Citer George Orwell ou comparer 2018 à 1984 est aujourd’hui un lieu commun. Mais à bien des égards, ce n’est pas exagéré… Parce que l’on accepte souvent machinalement les conditions d’accès aux applications, on peut avoir consenti sans s’en rendre compte à ce que des entreprises aient accès à nos contacts, à nos photos et à nos vidéos, voire au micro ou à la caméra de notre ordinateur, de notre tablette ou de notre téléphone intelligent.

Bref, on peut être enregistré, photographié ou filmé plus ou moins à notre insu par nos appareils électroniques. Nos discussions autour de la machine à café du bureau, ce que nous écoutons à la radio dans l’auto ou regardons à la télévision à la maison, tout ça peut être analysé et décrypté.

L’entreprise américaine Alphonso a récemment mis au point un logiciel qui, par l’entremise d’applications et de jeux, permet de recueillir des données personnelles d’utilisateurs à travers la caméra ou le micro de leur téléphone intelligent. La publicité de voyage à Hawaii qui est apparue par hasard sur votre Facebook au lendemain d’une discussion avec votre belle-sœur sur un voyage projeté à Hawaii ? Ce n’était peut-être pas une coïncidence.

Et quid de la vie privée ? Est-ce que tout ça est légal ? Dans quelle mesure notre consentement à ces applications est-il libre et éclairé ? Et jusqu’où s’étend-il ?
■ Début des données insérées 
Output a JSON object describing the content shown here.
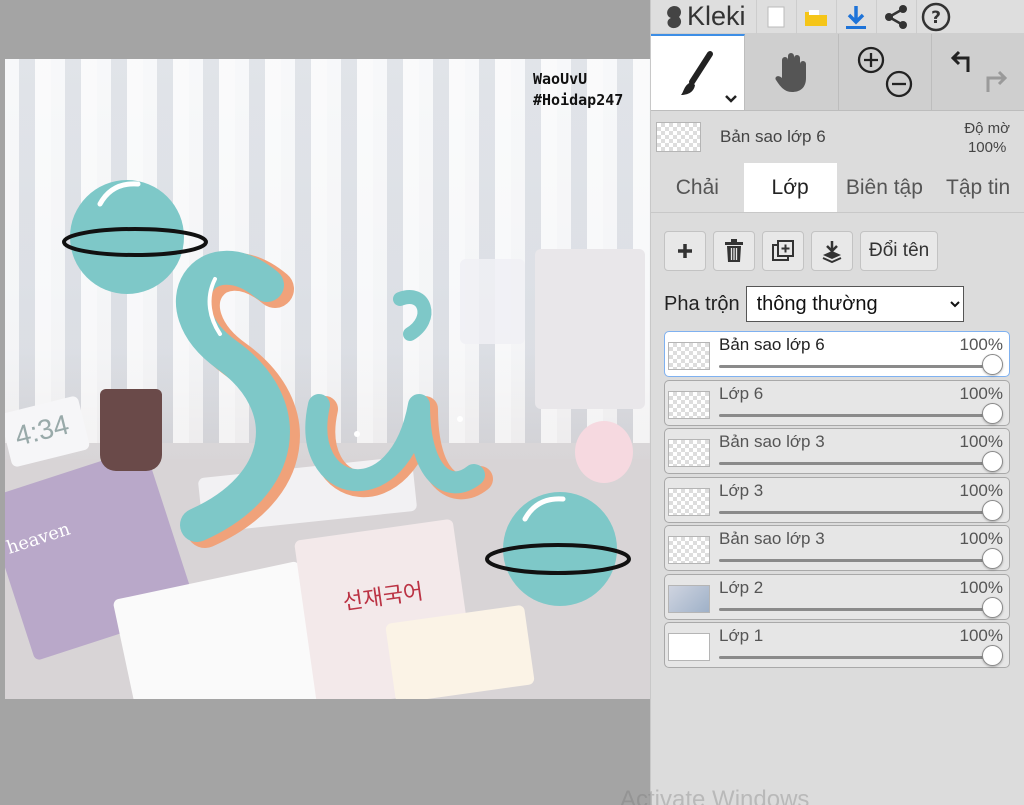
{
  "canvas": {
    "watermark_line1": "WaoUvU",
    "watermark_line2": "#Hoidap247",
    "notebook_title": "선재국어",
    "sticker_text": "heaven",
    "clock_text": "4:34"
  },
  "app": {
    "logo": "Kleki"
  },
  "colors": {
    "accent": "#3d8ee6",
    "planet": "#7ec8c8",
    "glyph_orange": "#f0a27a"
  },
  "layer_header": {
    "name": "Bản sao lớp 6",
    "opacity_label": "Độ mờ",
    "opacity_value": "100%"
  },
  "tabs": [
    {
      "label": "Chải"
    },
    {
      "label": "Lớp"
    },
    {
      "label": "Biên tập"
    },
    {
      "label": "Tập tin"
    }
  ],
  "actions": {
    "rename": "Đổi tên"
  },
  "blend": {
    "label": "Pha trộn",
    "value": "thông thường"
  },
  "layers": [
    {
      "name": "Bản sao lớp 6",
      "opacity": "100%",
      "opacity_value": 100,
      "selected": true
    },
    {
      "name": "Lớp 6",
      "opacity": "100%",
      "opacity_value": 100,
      "selected": false
    },
    {
      "name": "Bản sao lớp 3",
      "opacity": "100%",
      "opacity_value": 100,
      "selected": false
    },
    {
      "name": "Lớp 3",
      "opacity": "100%",
      "opacity_value": 100,
      "selected": false
    },
    {
      "name": "Bản sao lớp 3",
      "opacity": "100%",
      "opacity_value": 100,
      "selected": false
    },
    {
      "name": "Lớp 2",
      "opacity": "100%",
      "opacity_value": 100,
      "selected": false
    },
    {
      "name": "Lớp 1",
      "opacity": "100%",
      "opacity_value": 100,
      "selected": false
    }
  ],
  "overlay": {
    "activate_windows": "Activate Windows"
  }
}
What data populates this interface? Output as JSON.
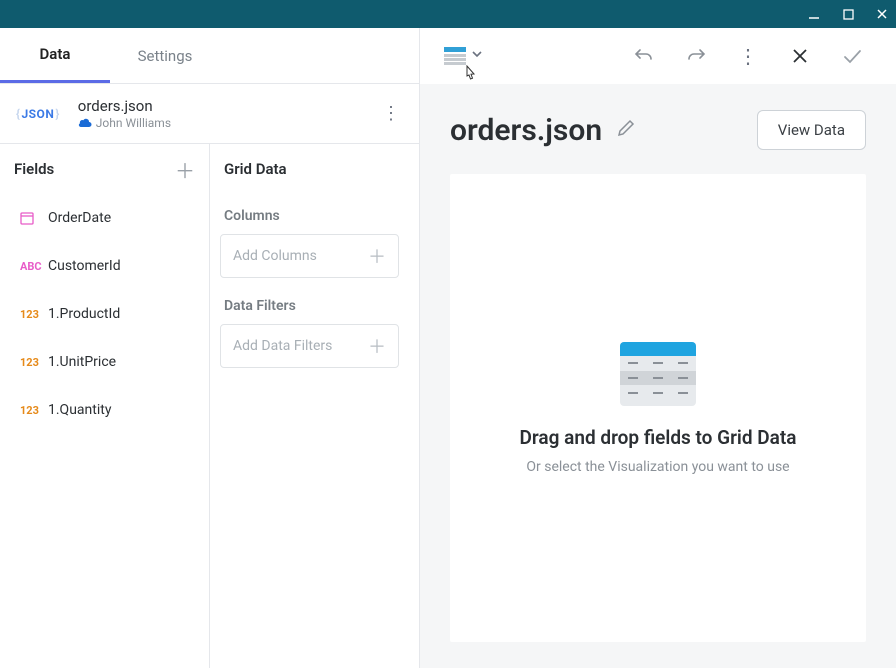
{
  "tabs": {
    "data": "Data",
    "settings": "Settings"
  },
  "datasource": {
    "filename": "orders.json",
    "owner": "John Williams"
  },
  "fields": {
    "header": "Fields",
    "items": [
      {
        "icon": "date",
        "label": "OrderDate"
      },
      {
        "icon": "abc",
        "label": "CustomerId"
      },
      {
        "icon": "num",
        "label": "1.ProductId"
      },
      {
        "icon": "num",
        "label": "1.UnitPrice"
      },
      {
        "icon": "num",
        "label": "1.Quantity"
      }
    ]
  },
  "grid": {
    "header": "Grid Data",
    "columns_label": "Columns",
    "columns_placeholder": "Add Columns",
    "filters_label": "Data Filters",
    "filters_placeholder": "Add Data Filters"
  },
  "right": {
    "title": "orders.json",
    "view_data": "View Data",
    "dz_title": "Drag and drop fields to Grid Data",
    "dz_sub": "Or select the Visualization you want to use"
  }
}
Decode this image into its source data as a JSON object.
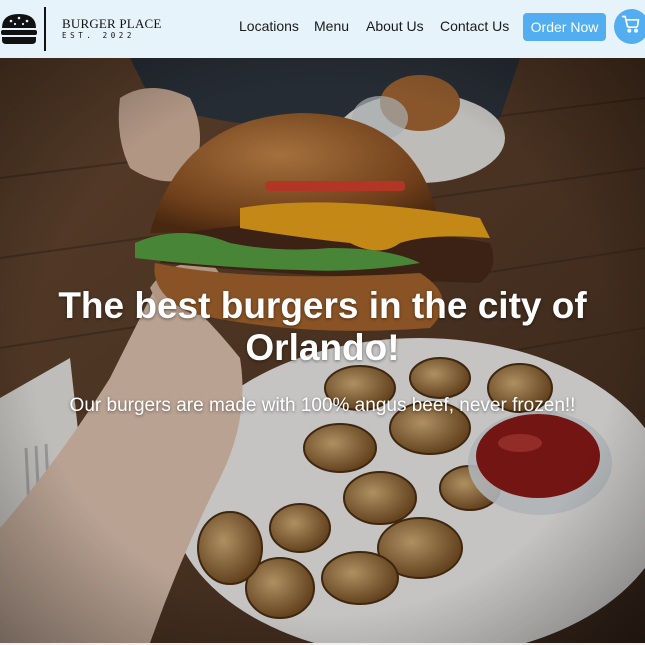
{
  "header": {
    "logo_icon": "burger-icon",
    "brand_name": "BURGER PLACE",
    "brand_est": "EST. 2022",
    "nav": [
      {
        "label": "Locations"
      },
      {
        "label": "Menu"
      },
      {
        "label": "About Us"
      },
      {
        "label": "Contact Us"
      }
    ],
    "order_button_label": "Order Now",
    "cart_icon": "shopping-cart-icon"
  },
  "hero": {
    "title": "The best burgers in the city of Orlando!",
    "subtitle": "Our burgers are made with 100% angus beef, never frozen!!",
    "image": "photo-of-hand-holding-burger-over-plate-of-potato-wedges-and-ketchup"
  },
  "colors": {
    "header_bg": "#e6f3fb",
    "accent": "#52aef0",
    "text_dark": "#1a1a1a",
    "hero_text": "#ffffff"
  }
}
Récemment, Éloïse Gratton, une avocate spécialisée dans les questions de droit à la vie privée, a refusé de télécharger une application qui exigeait un accès au clavier de son téléphone intelligent. « Le problème avec les applications, dit-elle, c’est qu’il y a rarement des détails précis dans les modalités et les politiques liées à la vie privée. Est-ce que l’on demande un accès au clavier seulement pour l’application ? Et à quelles fins ? On ne nous dit pas ce que l’on va faire avec l’information que l’on recueille. »

Le consentement aux modalités d’une application, même s’il est considéré comme libre et éclairé, ne soustrait pas pour autant en droit québécois une entreprise à son obligation d’être raisonnable ou de ne pas s’adonner à des pratiques abusives. « Une entreprise n’est pas censée recueillir des renseignements dont elle n’a pas besoin, indique Me Gratton. Mais peut-elle faire valoir qu’elle en a besoin pour des motifs publicitaires ? »

Entre le principe juridique et son interprétation la plus large, disons qu’il y a amplement moyen d’étirer l’élastique. En ces matières, un flou juridique subsiste. Mieux vaut se méfier, sans sombrer dans la paranoïa.

Chez moi, les caméras des ordinateurs sont obstruées par un bout de sparadrap. Ce n’était pas mon idée, et j’avoue que j’ai trouvé la mesure extrême. J’ai changé d’avis depuis que j’ai appris qu’Edward Snowden, l’ancien crack de la NSA, et James Comey, l’ancien directeur du FBI, l’avaient fait eux aussi. « J’espère aussi que les gens verrouillent la porte de leur voiture… et celle de leur maison », a déclaré James Comey.

Tout ce que l’on publie sur l’internet est conservé d’une manière ou d’une autre. Rien ne s’efface ni ne se perd. On consent, sans le savoir, à ce que des entreprises nous espionnent. Ni plus ni moins. Nos téléphones peuvent être géolocalisés à tout moment, nos informations personnelles sont disponibles en un clic de souris, nos inclinations pour tel produit, tel artiste, tel parti politique ont été analysées par des logiciels ultraperformants d’intelligence artificielle.

Le comble ? Cela ne semble pas nous déranger outre mesure. Combien d’« amis » Facebook avez-vous perdus à la suite du récent scandale de Cambridge Analytica ? C’est bien ce que je pensais… Voilà qui témoigne, de manière éloquente, de notre indifférence à l’invasion de notre vie privée à l’ère numérique. À vrai dire, plus on y pense, et moins le monde imaginé par Orwell semble fictif.